Would a Gas Tax Work?
Part of the compromise being worked out on climate and energy in the pending Senate bill is expected to be a fee on transportation fuels, rather than including oil refiners under a cap and trade program. The idea has been given a thumbs-up by oil companies, and environmental groups are also fans of the idea -- a rare coincidence these days. But will the policy work?
If done properly, it could be. Most environmental groups are supportive of the idea of a fee on fuels, or a "gas tax," if you prefer, but only if the fee goes to other programs that would help reduce oil use. The transportation sector accounts for 28 percent of US emissions, so it's not a small issue when we’re talking about a climate bill.
The linked fee would be an additional price added to fuels to pay for the carbon cost. It could be 25 cents, or it could be $4, if we wanted to be more like, say, Europe. The fee would be tied to the price of pollution permits in the greater carbon market. Oil companies like BP and ConocoPhillips favor the approach (which they suggested last year) because it frees them from the complex cap and trade program and instead puts the burden of reducing oil use on consumers. Oil-friendly senators like it too. And a lot of environmental groups say they're open to it as well.
"We generally like the idea of having a gas tax," said Kate McMahon, an energy policy campaigner at Friends of the Earth. "But it has to be really big ... I don't see Congress putting 50 percent tax on gasoline. That’s what we would need in terms of a price signal."
To be effective, a fuel fee has to cause people to use less oil -- by driving less, buying a more fuel-efficient vehicle, or switching to public transportation. Studies have found that a gas fee has to get into the dollar figures to actually change people's habits.

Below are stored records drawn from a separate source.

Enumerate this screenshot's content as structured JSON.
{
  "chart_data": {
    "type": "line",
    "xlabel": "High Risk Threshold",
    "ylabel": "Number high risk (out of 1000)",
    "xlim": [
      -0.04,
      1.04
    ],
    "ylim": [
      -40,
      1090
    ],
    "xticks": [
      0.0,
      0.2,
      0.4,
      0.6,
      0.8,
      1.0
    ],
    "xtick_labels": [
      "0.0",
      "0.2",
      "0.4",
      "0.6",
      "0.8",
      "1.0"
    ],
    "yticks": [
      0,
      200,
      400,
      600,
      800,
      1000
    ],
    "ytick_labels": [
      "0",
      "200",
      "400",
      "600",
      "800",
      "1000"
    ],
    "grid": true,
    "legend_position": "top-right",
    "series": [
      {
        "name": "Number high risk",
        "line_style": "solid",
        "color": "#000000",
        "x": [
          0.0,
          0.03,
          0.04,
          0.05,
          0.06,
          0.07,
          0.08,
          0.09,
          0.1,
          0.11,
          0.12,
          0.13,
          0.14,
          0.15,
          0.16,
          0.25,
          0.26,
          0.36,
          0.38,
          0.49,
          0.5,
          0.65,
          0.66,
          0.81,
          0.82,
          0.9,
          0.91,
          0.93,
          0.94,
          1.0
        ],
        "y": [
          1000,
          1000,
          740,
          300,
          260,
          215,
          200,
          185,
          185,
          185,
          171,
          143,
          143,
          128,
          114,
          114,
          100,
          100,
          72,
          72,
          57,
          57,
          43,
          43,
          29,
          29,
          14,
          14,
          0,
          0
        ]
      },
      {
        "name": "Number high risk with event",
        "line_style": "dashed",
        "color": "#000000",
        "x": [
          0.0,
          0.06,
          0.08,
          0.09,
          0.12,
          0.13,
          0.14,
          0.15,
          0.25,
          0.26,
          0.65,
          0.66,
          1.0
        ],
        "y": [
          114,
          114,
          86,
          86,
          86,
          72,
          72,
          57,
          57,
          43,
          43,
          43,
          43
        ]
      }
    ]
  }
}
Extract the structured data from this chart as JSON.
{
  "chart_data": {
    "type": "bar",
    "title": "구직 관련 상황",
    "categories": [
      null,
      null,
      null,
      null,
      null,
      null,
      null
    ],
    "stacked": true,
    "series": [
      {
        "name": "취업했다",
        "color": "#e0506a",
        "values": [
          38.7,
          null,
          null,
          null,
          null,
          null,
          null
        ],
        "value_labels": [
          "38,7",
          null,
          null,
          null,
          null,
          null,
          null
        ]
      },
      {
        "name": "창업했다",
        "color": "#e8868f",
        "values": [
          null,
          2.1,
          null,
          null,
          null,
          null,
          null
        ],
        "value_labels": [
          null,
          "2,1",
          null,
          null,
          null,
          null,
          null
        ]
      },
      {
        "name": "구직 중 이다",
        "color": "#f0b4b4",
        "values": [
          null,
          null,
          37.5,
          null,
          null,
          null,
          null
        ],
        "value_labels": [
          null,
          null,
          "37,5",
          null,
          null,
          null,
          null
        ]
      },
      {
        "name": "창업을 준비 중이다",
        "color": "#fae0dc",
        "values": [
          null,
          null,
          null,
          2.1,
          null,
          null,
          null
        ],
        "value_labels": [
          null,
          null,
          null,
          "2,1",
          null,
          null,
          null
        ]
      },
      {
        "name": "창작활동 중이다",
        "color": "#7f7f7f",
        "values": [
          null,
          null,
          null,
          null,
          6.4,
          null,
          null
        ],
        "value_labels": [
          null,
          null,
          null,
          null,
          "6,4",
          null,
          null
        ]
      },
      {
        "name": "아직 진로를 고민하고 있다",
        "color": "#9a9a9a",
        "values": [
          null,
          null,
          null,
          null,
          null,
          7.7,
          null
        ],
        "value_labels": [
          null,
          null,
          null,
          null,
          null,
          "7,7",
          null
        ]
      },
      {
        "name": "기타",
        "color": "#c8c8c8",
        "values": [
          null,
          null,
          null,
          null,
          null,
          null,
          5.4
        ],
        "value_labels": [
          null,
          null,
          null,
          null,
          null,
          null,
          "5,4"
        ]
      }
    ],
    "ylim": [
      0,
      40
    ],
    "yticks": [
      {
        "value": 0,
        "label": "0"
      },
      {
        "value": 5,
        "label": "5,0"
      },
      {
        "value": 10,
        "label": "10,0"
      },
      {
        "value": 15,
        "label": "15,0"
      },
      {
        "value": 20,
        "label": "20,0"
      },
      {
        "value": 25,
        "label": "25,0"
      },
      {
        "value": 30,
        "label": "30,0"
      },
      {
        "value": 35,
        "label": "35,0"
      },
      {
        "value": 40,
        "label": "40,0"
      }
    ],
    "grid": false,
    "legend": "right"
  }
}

A report released this month by researchers at Harvard’s Kennedy School of Government found that "gas prices greater than $7/gallon" may be needed in order to meet the environmental goal of reducing emissions from automobiles 14 percent by 2020. Even the price spike to over $4 a gallon two summers ago didn't curb American driving all that much; we’re a society constructed to encourage use of the personal automobile, and a culture that really, really likes it.
"A price signal, unless it's a big price signal, is unlikely to have a big effect," said Deron Lovaas, federal transportation policy director at the Natural Resources Defense Council. Thus, he says, "What matters just as much as the price is where the investment goes." If that money is going to be used to build new roads, it's probably not going to help the climate very much. But it might if the money goes to programs to ease congestion on existing roads or, better still, create public transportation systems that get people out of cars.
Will that happen? Unclear. The bill's Republican co-conspirator, Sen. Lindsey Graham of South Carolina, last week indicated that the price would probably be fairly low, and he told reporters that the majority of the money will come back to consumers via a rebate. "Any money not going back to the consumer from this linked fee has to go to something that the country needs, like retiring the debt, or I won't support it," said Graham.
If the fuel fee is low, and consumers are just going to pocket it again, that probably won’t do much to change their habits. Neither will using the revenues to pay down the debt. And if we're also larding the bill up with increased domestic drilling, we're certainly not sending the right signals about oil use in general.
There are also political challenges to setting a fee on gasoline. After the House bill was maligned as an "energy tax," there are plenty of worries among Senate Democrats about putting an actual tax on gasoline. Several Democratic staffers have expressed concern that the policy won't make be easy to sell back home. And they’ve also expressed concerns that the oil companies just like this approach because it's easier to demonize.
What the fuel policy looks like and how it plays out politically will be among the more interesting debates to watch when Sens. Kerry, Graham, and Lieberman roll out their bill following the Easter recess. There’s been a lot of hand-wringing about whether their effort can actually be considered a climate bill after all the special interests have been appeased. But considering the campaign that the American Petroleum Institute waged against the House bill last summer, it's no surprise that the trio has made keeping them happy a top priority.